Le peintre de Figueras peut contempler ce ruban enfermé dans une vitrine, pendant des heures, l'imagination en liberté, aucune connaissance précise en géométrie ne venant la freiner. Pensez donc ! cette bande de Möbius n'a ni envers ni endroit. Et si on la coupe en son milieu, on obtient non pas deux boucles mais une seule boucle.

Dali voit en elle le symbole même de ces Anges qui habitent les Cieux.

Que les cerveaux rationnels ne soient pas choqués. Dali pourrait bien leur prouver qu'entre raison et déraison l'espace est parfois mince.

Pour cette démonstration, Dali n'aurait qu'à les amener au 10, de la rue Monsieur-le-Prince. C'est là où Auguste Comte a vécu. Rien n'a changé, ni les meubles, ni les tentures. Même l'odeur du XIXe siècle est restée. On pourrait se croire à l'intérieur d'un roman de Balzac, chez un sage bourgeois. Sur cette table, le Philosophe positiviste a écrit : « Il n'y a qu'une maxime absolue, c'est qu'il n'y a rien d'absolu. »

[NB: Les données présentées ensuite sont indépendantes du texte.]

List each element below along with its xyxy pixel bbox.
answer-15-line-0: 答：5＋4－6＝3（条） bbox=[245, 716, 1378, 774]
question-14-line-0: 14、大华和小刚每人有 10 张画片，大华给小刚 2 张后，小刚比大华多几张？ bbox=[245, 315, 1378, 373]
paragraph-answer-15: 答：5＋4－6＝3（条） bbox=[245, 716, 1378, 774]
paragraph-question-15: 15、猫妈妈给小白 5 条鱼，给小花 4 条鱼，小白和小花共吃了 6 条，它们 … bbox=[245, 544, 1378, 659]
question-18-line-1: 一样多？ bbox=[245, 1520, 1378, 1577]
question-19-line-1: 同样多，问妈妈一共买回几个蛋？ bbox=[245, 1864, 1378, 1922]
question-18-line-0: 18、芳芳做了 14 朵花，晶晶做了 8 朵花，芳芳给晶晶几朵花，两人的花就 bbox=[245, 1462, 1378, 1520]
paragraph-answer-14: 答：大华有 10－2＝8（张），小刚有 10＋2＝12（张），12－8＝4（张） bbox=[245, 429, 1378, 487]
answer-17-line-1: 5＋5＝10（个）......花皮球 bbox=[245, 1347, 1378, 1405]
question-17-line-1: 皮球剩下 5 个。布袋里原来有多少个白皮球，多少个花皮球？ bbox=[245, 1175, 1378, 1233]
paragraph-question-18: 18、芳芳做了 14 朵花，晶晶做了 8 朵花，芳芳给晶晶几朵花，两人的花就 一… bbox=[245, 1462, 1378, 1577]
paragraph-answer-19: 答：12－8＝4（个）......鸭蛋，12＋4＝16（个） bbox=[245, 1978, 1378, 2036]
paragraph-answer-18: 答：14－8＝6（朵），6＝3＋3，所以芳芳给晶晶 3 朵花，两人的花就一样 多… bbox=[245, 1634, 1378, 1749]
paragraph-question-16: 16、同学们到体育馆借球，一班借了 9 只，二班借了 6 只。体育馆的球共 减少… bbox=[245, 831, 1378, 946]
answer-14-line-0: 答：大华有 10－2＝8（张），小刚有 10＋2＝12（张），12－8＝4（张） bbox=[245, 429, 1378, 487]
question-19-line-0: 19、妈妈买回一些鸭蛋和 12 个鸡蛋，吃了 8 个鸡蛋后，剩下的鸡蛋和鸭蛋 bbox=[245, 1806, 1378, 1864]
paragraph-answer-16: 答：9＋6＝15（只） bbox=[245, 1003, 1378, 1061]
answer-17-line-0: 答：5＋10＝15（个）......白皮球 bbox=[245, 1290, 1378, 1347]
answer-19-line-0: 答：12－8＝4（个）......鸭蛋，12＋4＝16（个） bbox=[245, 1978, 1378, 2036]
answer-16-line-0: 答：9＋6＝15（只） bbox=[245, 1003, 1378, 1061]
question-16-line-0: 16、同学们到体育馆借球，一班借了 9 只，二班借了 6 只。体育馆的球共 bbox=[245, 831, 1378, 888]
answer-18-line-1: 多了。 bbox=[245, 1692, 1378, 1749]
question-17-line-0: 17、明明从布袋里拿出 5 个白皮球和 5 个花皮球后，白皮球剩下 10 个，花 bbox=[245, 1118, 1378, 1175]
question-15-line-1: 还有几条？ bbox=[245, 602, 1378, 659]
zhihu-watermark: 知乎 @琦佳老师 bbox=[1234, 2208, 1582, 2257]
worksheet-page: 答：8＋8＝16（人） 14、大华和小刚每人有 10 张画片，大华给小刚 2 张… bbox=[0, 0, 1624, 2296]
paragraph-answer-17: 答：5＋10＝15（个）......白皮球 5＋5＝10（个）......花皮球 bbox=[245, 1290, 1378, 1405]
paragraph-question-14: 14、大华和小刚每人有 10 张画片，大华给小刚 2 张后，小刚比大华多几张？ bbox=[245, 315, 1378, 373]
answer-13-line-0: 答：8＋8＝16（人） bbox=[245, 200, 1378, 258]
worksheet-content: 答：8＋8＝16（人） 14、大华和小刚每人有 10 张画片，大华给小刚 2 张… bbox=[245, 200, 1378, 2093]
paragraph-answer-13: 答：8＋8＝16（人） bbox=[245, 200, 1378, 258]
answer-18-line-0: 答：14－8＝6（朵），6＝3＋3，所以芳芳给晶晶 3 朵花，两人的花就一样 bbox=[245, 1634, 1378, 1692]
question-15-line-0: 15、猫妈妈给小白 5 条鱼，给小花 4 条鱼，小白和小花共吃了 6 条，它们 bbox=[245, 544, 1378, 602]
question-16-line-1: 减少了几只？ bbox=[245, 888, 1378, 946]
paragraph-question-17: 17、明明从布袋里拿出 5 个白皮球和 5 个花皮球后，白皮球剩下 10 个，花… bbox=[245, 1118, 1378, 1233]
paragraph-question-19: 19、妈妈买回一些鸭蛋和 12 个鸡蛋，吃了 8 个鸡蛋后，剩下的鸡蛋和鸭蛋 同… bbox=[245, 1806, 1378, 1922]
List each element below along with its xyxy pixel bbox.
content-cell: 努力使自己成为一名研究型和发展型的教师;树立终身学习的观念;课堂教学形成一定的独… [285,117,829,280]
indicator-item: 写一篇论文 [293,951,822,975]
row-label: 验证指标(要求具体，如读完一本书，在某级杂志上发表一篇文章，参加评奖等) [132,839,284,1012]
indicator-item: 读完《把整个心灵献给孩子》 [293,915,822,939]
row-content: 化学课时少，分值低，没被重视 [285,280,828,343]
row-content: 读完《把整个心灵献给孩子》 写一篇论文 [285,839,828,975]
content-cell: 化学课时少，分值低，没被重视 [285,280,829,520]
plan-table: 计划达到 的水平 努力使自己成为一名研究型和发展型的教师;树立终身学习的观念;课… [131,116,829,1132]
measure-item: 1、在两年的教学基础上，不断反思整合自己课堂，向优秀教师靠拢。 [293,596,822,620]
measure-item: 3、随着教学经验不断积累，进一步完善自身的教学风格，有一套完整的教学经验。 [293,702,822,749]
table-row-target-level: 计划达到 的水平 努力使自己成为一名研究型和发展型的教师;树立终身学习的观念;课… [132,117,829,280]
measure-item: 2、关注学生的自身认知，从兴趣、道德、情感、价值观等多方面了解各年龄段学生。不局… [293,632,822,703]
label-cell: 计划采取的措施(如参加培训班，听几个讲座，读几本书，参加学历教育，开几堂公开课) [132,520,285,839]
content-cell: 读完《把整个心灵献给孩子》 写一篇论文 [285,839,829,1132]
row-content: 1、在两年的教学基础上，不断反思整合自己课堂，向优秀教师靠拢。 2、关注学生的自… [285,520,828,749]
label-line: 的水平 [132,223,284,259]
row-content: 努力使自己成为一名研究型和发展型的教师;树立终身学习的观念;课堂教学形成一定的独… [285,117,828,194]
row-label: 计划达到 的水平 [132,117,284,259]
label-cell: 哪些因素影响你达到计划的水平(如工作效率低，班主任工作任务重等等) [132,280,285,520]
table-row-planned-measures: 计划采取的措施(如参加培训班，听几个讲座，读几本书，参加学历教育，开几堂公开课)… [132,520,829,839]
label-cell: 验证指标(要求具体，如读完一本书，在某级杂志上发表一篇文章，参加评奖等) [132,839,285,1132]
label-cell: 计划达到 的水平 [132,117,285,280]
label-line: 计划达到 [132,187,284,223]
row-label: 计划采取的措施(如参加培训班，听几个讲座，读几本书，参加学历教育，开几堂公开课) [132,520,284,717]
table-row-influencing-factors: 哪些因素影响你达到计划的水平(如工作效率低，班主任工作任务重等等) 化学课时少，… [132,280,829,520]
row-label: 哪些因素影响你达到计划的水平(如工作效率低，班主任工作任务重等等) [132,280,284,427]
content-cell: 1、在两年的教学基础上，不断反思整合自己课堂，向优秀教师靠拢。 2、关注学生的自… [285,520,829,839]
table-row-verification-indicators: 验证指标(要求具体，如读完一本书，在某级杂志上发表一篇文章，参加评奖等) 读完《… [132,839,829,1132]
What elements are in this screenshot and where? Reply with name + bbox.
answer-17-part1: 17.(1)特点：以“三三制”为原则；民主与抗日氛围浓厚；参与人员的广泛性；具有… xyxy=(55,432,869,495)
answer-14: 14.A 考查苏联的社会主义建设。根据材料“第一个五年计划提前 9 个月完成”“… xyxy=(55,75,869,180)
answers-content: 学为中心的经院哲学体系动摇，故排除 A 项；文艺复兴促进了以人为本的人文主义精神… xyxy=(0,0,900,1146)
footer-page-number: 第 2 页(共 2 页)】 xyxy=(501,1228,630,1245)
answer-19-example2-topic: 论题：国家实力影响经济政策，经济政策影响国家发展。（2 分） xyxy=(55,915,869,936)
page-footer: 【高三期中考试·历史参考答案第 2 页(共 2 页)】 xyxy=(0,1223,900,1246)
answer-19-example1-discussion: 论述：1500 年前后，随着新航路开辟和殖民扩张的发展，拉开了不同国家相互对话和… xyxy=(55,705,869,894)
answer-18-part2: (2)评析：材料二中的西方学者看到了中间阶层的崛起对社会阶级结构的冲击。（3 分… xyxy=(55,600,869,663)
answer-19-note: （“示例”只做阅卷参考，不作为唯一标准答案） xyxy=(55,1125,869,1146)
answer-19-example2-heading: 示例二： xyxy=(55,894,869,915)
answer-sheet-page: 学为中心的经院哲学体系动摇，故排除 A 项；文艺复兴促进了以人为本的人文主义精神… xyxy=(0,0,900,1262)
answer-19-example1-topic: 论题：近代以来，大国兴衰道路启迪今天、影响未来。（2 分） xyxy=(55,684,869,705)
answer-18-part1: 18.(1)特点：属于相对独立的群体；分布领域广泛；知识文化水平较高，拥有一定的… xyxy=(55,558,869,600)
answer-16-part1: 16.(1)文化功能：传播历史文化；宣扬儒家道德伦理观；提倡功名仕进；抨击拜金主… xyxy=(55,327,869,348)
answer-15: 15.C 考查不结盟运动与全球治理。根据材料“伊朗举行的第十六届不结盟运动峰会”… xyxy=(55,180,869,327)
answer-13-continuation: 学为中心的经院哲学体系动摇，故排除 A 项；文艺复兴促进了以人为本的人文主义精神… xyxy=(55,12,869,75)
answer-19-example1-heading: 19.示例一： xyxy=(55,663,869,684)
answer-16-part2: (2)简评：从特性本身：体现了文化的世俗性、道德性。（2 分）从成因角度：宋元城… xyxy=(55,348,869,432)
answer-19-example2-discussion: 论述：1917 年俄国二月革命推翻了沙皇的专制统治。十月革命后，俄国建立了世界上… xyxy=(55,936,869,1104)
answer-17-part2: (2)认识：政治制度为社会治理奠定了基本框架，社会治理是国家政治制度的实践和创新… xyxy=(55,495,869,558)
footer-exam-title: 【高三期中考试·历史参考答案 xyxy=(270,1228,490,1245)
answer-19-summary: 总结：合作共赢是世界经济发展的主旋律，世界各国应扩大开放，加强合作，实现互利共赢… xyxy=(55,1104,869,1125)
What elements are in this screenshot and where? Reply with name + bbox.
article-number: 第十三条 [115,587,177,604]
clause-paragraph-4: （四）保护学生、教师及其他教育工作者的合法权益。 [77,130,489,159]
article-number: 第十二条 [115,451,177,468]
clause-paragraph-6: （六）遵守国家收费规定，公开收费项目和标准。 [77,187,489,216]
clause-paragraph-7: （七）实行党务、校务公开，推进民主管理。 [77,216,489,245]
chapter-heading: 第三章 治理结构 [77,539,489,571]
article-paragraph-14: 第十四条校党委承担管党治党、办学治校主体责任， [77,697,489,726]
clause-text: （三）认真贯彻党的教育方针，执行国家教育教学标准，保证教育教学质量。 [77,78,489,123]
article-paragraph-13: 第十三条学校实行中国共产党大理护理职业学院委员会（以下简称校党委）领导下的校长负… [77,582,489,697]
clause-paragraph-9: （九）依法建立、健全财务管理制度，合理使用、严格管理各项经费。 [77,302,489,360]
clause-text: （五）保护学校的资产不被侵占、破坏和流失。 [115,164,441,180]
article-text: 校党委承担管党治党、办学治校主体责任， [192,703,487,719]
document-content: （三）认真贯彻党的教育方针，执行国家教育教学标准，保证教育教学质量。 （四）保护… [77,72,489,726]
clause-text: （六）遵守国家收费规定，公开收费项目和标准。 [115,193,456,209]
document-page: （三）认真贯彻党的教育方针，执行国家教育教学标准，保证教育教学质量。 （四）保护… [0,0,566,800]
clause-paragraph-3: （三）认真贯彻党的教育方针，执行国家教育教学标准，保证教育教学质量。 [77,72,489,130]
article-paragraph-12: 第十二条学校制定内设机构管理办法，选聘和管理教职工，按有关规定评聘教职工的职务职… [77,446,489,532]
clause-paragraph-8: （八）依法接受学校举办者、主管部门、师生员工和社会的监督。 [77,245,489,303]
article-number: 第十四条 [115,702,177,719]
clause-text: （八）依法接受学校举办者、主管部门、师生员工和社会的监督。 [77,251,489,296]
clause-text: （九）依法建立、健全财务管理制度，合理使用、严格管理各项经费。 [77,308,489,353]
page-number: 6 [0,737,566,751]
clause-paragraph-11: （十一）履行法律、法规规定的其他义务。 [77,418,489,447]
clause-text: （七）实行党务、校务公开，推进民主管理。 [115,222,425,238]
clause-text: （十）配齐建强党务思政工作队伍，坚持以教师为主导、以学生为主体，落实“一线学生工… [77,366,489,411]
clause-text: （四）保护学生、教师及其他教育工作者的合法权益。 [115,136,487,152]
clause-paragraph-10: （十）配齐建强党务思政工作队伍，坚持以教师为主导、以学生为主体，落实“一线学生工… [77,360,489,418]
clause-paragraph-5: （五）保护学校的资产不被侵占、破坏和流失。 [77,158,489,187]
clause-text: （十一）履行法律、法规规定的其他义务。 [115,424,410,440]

A quelques mètres de là, place de la Sorbonne, un Auguste Comte de pierre songe, un peu souillé par les événements de Mai. Il a été néanmoins pendant bien des années le maître à penser d'une France laïque et agnostique.

Mais passons sur la rive droite, rue Payenne, dans le Marais. Cette fois le décor change. Une masure qui a des relents de société secrète. Une gardienne qui veille jalousement sur un sanctuaire. Car cette maison est bien un sanctuaire, un temple élevé par certains disciples de Comte en obéissant à ses désirs, et dédié à l'Humanité.

Entre ces deux demeures, celle de la raison et celle de la mystique, que s'était-il donc passé ? Oh, rien qu'un de ces « amours fous » chers aux surréalistes. Une passion qui unit Auguste Comte à une jeune femme morte trop tôt : Clotilde de Vaux.

Mais Auguste Comte appartient au passé. La dernière station de Dali au cours de sa promenade à travers Paris, a été elle, tournée vers l'avenir.

Elle a eu lieu Place de Stalingrad, devant cette rotonde de l'Octroi due à Claude Nicolas Ledoux, architecte français né en 1736 et mort en 1806. Ce monument appartenait à un chapelet qui cernait notre capitale de petits temples de toutes les formes, pour lesquels Ledoux avait gaspillé sa fantaisie tout en respectant les canons antiques.

La plupart de ces temples ont été détruits par un XIX siècle ennemi du génie.

Du moins, Dali a-t-il voulu offrir cette rotonde survivante en exemple à la jeunesse d'aujourd'hui, exemple à la fois de folie et de sagesse, d'audace tempérée par une tradition classique.

Les sceptiques souriront. ils auront peut-être tort, car qui sait si Dali n'est pas un sage qui parfois emprunte la défroque des fous pour pouvoir se faire écouter dans un monde insensé.